Nesse momento, Cid responde: “PR pediu a PD que falasse com ele sobre todos os pagamentos”.
Também chamou a atenção da PF um áudio em que Cid fica nervoso com o envio pelo assessor de Michelle de um boleto de pagamento em nome de um terceiro que não faria parte da família presidencial.
“Não tem como enviar esse tipo de ticket. Quando for o caso, é só me mandar o pedido do dinheiro que você paga, porque isso não é despesa do presidente, nem da dona Michelle”, disse.
Depois acrescentou em outra mensagem: “Não me meto, não quero me meter nas despesas dela. Mas não me comprometa, por favor, ok? Quando for o caso, você pede o dinheiro e eu passo para você”.
Apesar de a conta, a mensalidade do plano de saúde de um dos irmãos de Michelle, ser de alguém de fora da família presidencial, Cid a encaminhou ao grupo de ajudantes de campo para ser paga, segundo a PF, com dinheiro público .
O recibo em nome do Auxílio Ordens de Bolsonaro está anexado a uma das mensagens e foi recuperado pela PF.
À época da revelação, a assessoria de imprensa da Presidência informou que Cid fez saques na conta pessoal de Bolsonaro e os repassou para uma tia de Michelle –que acaba trabalhando como babá da filha de Bolsonaro, Laura–, além do custeio de outros despesas presidenciais, por questões de segurança, para não expor a conta pessoal do presidente.
“O dinheiro é sacado da conta dele e o depósito é feito na conta da tia (que atua como babá). Por questões de segurança, não houve transferência de conta para conta. Ele sacou o dinheiro para que sua conta não ficasse exposta com o nome dele no extrato de outra pessoa”, disse a Presidência na época.
Esta é a mesma justificativa para outras despesas.
“Todas essas despesas são pessoais e diárias para Michelle. Cabeleireira, manicure, compra no site de roupas e outras coisas.
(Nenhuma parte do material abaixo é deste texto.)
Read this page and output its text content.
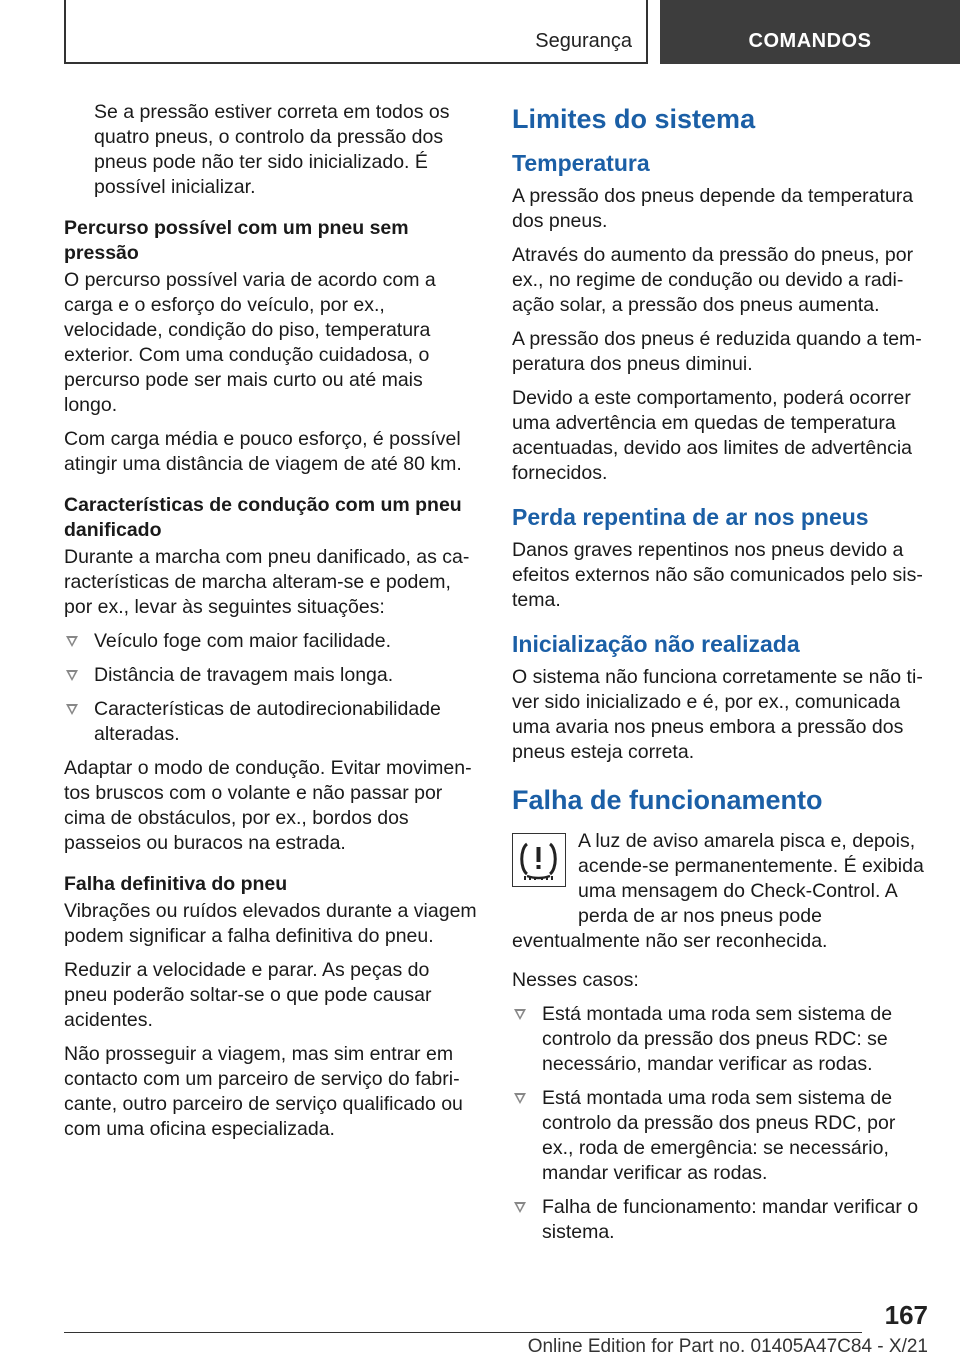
Segurança	COMANDOS

Se a pressão estiver correta em todos os quatro pneus, o controlo da pressão dos pneus pode não ter sido inicializado. É possível inicializar.

Percurso possível com um pneu sem pressão

O percurso possível varia de acordo com a carga e o esforço do veículo, por ex., velocidade, condição do piso, temperatura exterior. Com uma condução cuidadosa, o percurso pode ser mais curto ou até mais longo.

Com carga média e pouco esforço, é possível atingir uma distância de viagem de até 80 km.

Características de condução com um pneu danificado

Durante a marcha com pneu danificado, as características de marcha alteram-se e podem, por ex., levar às seguintes situações:

Veículo foge com maior facilidade.
Distância de travagem mais longa.
Características de autodirecionabilidade alteradas.

Adaptar o modo de condução. Evitar movimentos bruscos com o volante e não passar por cima de obstáculos, por ex., bordos dos passeios ou buracos na estrada.

Falha definitiva do pneu

Vibrações ou ruídos elevados durante a viagem podem significar a falha definitiva do pneu.

Reduzir a velocidade e parar. As peças do pneu poderão soltar-se o que pode causar acidentes.

Não prosseguir a viagem, mas sim entrar em contacto com um parceiro de serviço do fabricante, outro parceiro de serviço qualificado ou com uma oficina especializada.

Limites do sistema
Temperatura

A pressão dos pneus depende da temperatura dos pneus.

Através do aumento da pressão do pneus, por ex., no regime de condução ou devido a radiação solar, a pressão dos pneus aumenta.

A pressão dos pneus é reduzida quando a temperatura dos pneus diminui.

Devido a este comportamento, poderá ocorrer uma advertência em quedas de temperatura acentuadas, devido aos limites de advertência fornecidos.

Perda repentina de ar nos pneus

Danos graves repentinos nos pneus devido a efeitos externos não são comunicados pelo sistema.

Inicialização não realizada

O sistema não funciona corretamente se não tiver sido inicializado e é, por ex., comunicada uma avaria nos pneus embora a pressão dos pneus esteja correta.

Falha de funcionamento

A luz de aviso amarela pisca e, depois, acende-se permanentemente. É exibida uma mensagem do Check-Control. A perda de ar nos pneus pode eventualmente não ser reconhecida.

Nesses casos:

Está montada uma roda sem sistema de controlo da pressão dos pneus RDC: se necessário, mandar verificar as rodas.
Está montada uma roda sem sistema de controlo da pressão dos pneus RDC, por ex., roda de emergência: se necessário, mandar verificar as rodas.
Falha de funcionamento: mandar verificar o sistema.
167
Online Edition for Part no. 01405A47C84 - X/21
A opção foi não colocar a conta do presidente na manicure, fisioterapeuta ou outras despesas diárias de uma família com cinco pessoas”, disse ela.
Um documento da PF, porém, contraria a versão. Segundo a PF, do material analisado, apenas uma transação para Rosimary saiu da conta de Bolsonaro
Em 24 de novembro de 2020, Cid, que era advogado da conta do então presidente, sacou R$ 8 mil e posteriormente depositou para a mulher.